日活ロマンポルノ史 田中登監督デビュー | お宝映画・番組私的見聞録

日活ロマンポルノ史 田中登監督デビュー

新しい記事を書くのは約1カ月ぶりである。週2の更新はしていたが、まとめて書いておいたのを切り分けてアップしていたのだ。まあ、そんなウラ事情はどうでもよいか。
「映画芸術」では、72年に初期50本ほどの中から選考したロマンポルノ・ベスト10をやったらしい。結果は、次のとおり。
1位「牝猫たちの夜」、2位「恋狂い」、3位「濡れた唇」、4位「色暦女浮世絵師」、5位「しなやかな獣たち」となっている。

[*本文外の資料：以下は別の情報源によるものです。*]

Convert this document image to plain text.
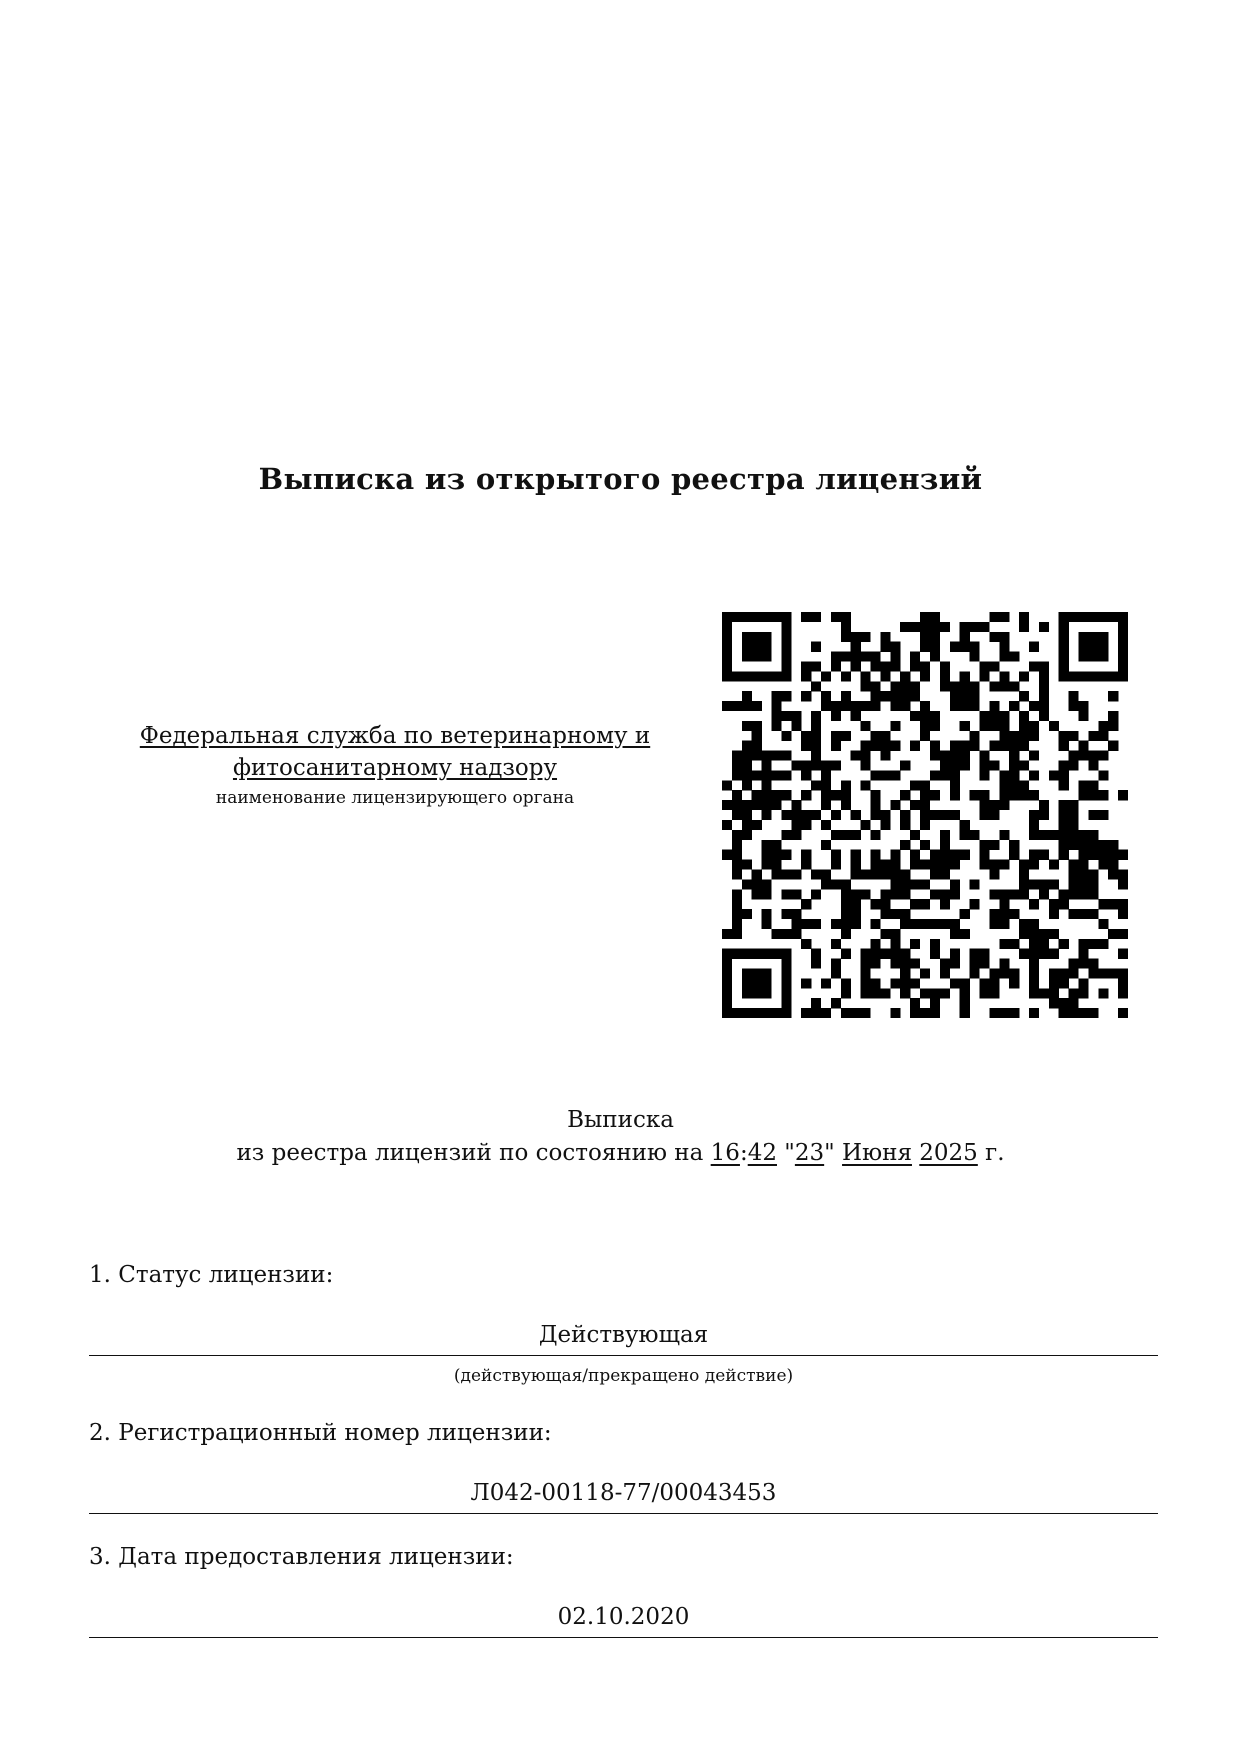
Выписка из открытого реестра лицензий
Федеральная служба по ветеринарному и
фитосанитарному надзору
наименование лицензирующего органа
Выписка
из реестра лицензий по состоянию на 16:42 "23" Июня 2025 г.
1. Статус лицензии:
Действующая
(действующая/прекращено действие)
2. Регистрационный номер лицензии:
Л042-00118-77/00043453
3. Дата предоставления лицензии:
02.10.2020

初期50本とはいえ、初期も初期の作品ばかりである。
1位の「牝猫たちの夜」は、新宿のトルコ風呂(現在はソープランドと言わないと怒られる)に働く三人の娘をややコミカルに描いたもの。主演は桂知子、吉沢健などで、桂知子は他に主演作というのは見あたらなく詳細は不明である。
監督は田中登。ロマンポルノ監督デビューは72年の2月「花弁のしずく」で、これはその次、つまり2作目である。

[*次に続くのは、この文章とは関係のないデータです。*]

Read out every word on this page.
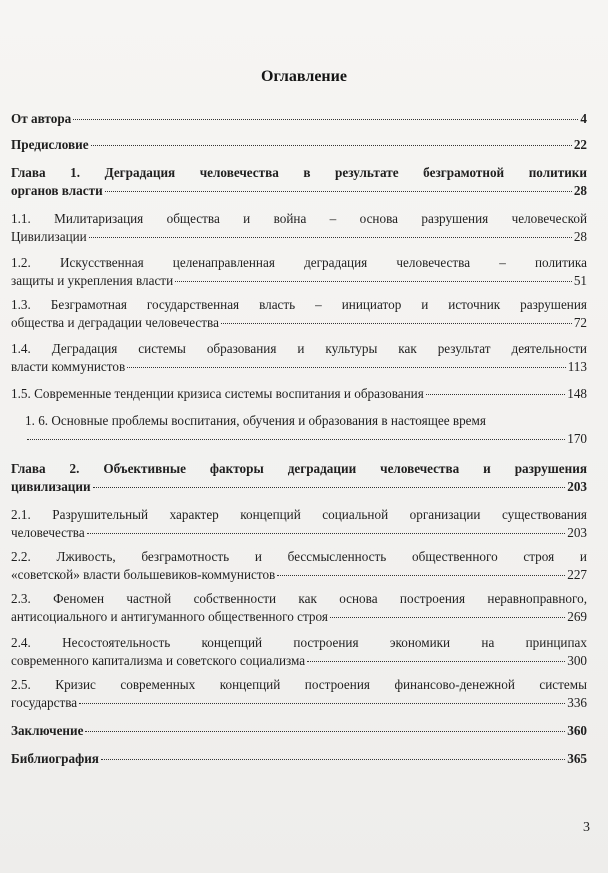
Оглавление
От автора	4
Предисловие	22
Глава 1. Деградация человечества в результате безграмотной политики
органов власти	28
1.1. Милитаризация общества и война – основа разрушения человеческой
Цивилизации	28
1.2. Искусственная целенаправленная деградация человечества – политика
защиты и укрепления власти	51
1.3. Безграмотная государственная власть – инициатор и источник разрушения
общества и деградации человечества	72
1.4. Деградация системы образования и культуры как результат деятельности
власти коммунистов	113
1.5. Современные тенденции кризиса системы воспитания и образования	148
1. 6. Основные проблемы воспитания, обучения и образования в настоящее время
170
Глава 2. Объективные факторы деградации человечества и разрушения
цивилизации	203
2.1. Разрушительный характер концепций социальной организации существования
человечества	203
2.2. Лживость, безграмотность и бессмысленность общественного строя и
«советской» власти большевиков-коммунистов	227
2.3. Феномен частной собственности как основа построения неравноправного,
антисоциального и антигуманного общественного строя	269
2.4. Несостоятельность концепций построения экономики на принципах
современного капитализма и советского социализма	300
2.5. Кризис современных концепций построения финансово-денежной системы
государства	336
Заключение	360
Библиография	365
3
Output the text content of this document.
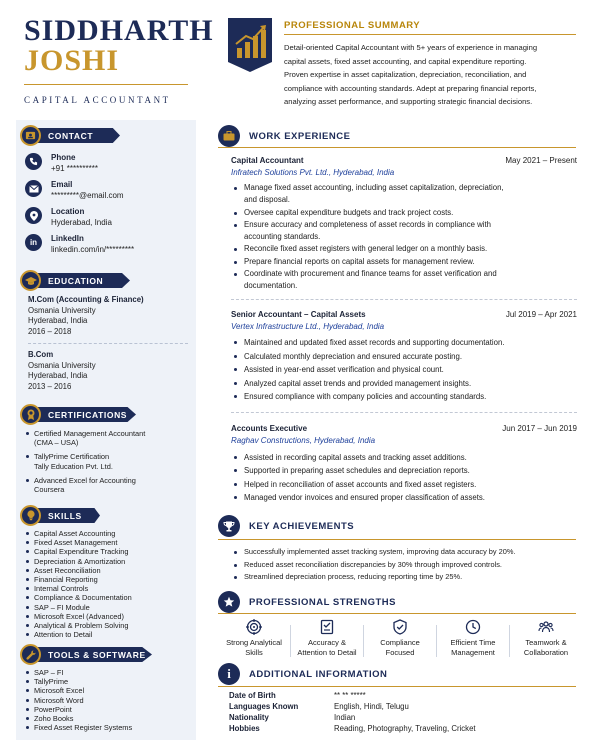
SIDDHARTH
JOSHI
CAPITAL ACCOUNTANT
PROFESSIONAL SUMMARY
Detail-oriented Capital Accountant with 5+ years of experience in managing
capital assets, fixed asset accounting, and capital expenditure reporting.
Proven expertise in asset capitalization, depreciation, reconciliation, and
compliance with accounting standards. Adept at preparing financial reports,
analyzing asset performance, and supporting strategic financial decisions.
CONTACT
Phone
+91 **********
Email
*********@email.com
Location
Hyderabad, India
in LinkedIn
linkedin.com/in/*********
EDUCATION
M.Com (Accounting & Finance)
Osmania University
Hyderabad, India
2016 – 2018
B.Com
Osmania University
Hyderabad, India
2013 – 2016
CERTIFICATIONS
Certified Management Accountant
(CMA – USA)
TallyPrime Certification
Tally Education Pvt. Ltd.
Advanced Excel for Accounting
Coursera
SKILLS
Capital Asset Accounting
Fixed Asset Management
Capital Expenditure Tracking
Depreciation & Amortization
Asset Reconciliation
Financial Reporting
Internal Controls
Compliance & Documentation
SAP – FI Module
Microsoft Excel (Advanced)
Analytical & Problem Solving
Attention to Detail
TOOLS & SOFTWARE
SAP – FI
TallyPrime
Microsoft Excel
Microsoft Word
PowerPoint
Zoho Books
Fixed Asset Register Systems
WORK EXPERIENCE
Capital Accountant	May 2021 – Present
Infratech Solutions Pvt. Ltd., Hyderabad, India
Manage fixed asset accounting, including asset capitalization, depreciation,
and disposal.
Oversee capital expenditure budgets and track project costs.
Ensure accuracy and completeness of asset records in compliance with
accounting standards.
Reconcile fixed asset registers with general ledger on a monthly basis.
Prepare financial reports on capital assets for management review.
Coordinate with procurement and finance teams for asset verification and
documentation.
Senior Accountant – Capital Assets	Jul 2019 – Apr 2021
Vertex Infrastructure Ltd., Hyderabad, India
Maintained and updated fixed asset records and supporting documentation.
Calculated monthly depreciation and ensured accurate posting.
Assisted in year-end asset verification and physical count.
Analyzed capital asset trends and provided management insights.
Ensured compliance with company policies and accounting standards.
Accounts Executive	Jun 2017 – Jun 2019
Raghav Constructions, Hyderabad, India
Assisted in recording capital assets and tracking asset additions.
Supported in preparing asset schedules and depreciation reports.
Helped in reconciliation of asset accounts and fixed asset registers.
Managed vendor invoices and ensured proper classification of assets.
KEY ACHIEVEMENTS
Successfully implemented asset tracking system, improving data accuracy by 20%.
Reduced asset reconciliation discrepancies by 30% through improved controls.
Streamlined depreciation process, reducing reporting time by 25%.
PROFESSIONAL STRENGTHS
Strong Analytical
Skills
Accuracy &
Attention to Detail
Compliance
Focused
Efficient Time
Management
Teamwork &
Collaboration
i ADDITIONAL INFORMATION
Date of Birth	** ** *****
Languages Known	English, Hindi, Telugu
Nationality	Indian
Hobbies	Reading, Photography, Traveling, Cricket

田中登は明大文学部出身で、同級生に作家の倉橋由美子、脚本家の田向正健らがいたという。その学生時代に、東宝撮影所の雑用のバイトにありついた。稲垣浩の「ゲンと不動明王」や本多猪四郎の「モスラ」、堀川弘通の「別れて生きるときも」、そして黒澤明「用心棒」などの現場についたという。
「用心棒」の現場では、三船敏郎は田中たち学生アルバイトを集めて話をするのが好きだったという。三船は「助監督になりたい?簡単には映画会社は入れんぞ」などと言っていたというが、この直後田中は日活の助監督試験を受けて、61年4月に入社する。
今村昌平監督の『「エロ事師たち」より・人類学入門』(65年)で、田中はサード助監督であった。ロケは釜ヶ崎(現・あいりん地区)で行われたが、その経験が後に田中が監督する「(秘)色情めす市場」(74年)で生かされることになる。
「(秘)色情めす市場」は、やはり釜ヶ崎を舞台にした作品で、主演は芹明香、その母親役が花柳幻舟、他に宮下順子なども出ている。実際は約2時間の作品だったが、ロマンポルノは1時間20分くらいが普通ということで、なくなく20分は自分でカットしたが、結局さらに20分会社側に切られたという。
そんな時、田中の元に電話があった。「釜ヶ崎見ましたよ。正直驚きました。あの元気さで東映オールスターで、1本撮ってもらえませんか」声の主は東映の敏腕プロデューサー俊藤浩滋であった。
田中もその話には飛びつきたい気持ちはあったが、すでに次回作「実録・阿部定」の日程も決まっており、とりあえずは曖昧な返事にしておいたのであった。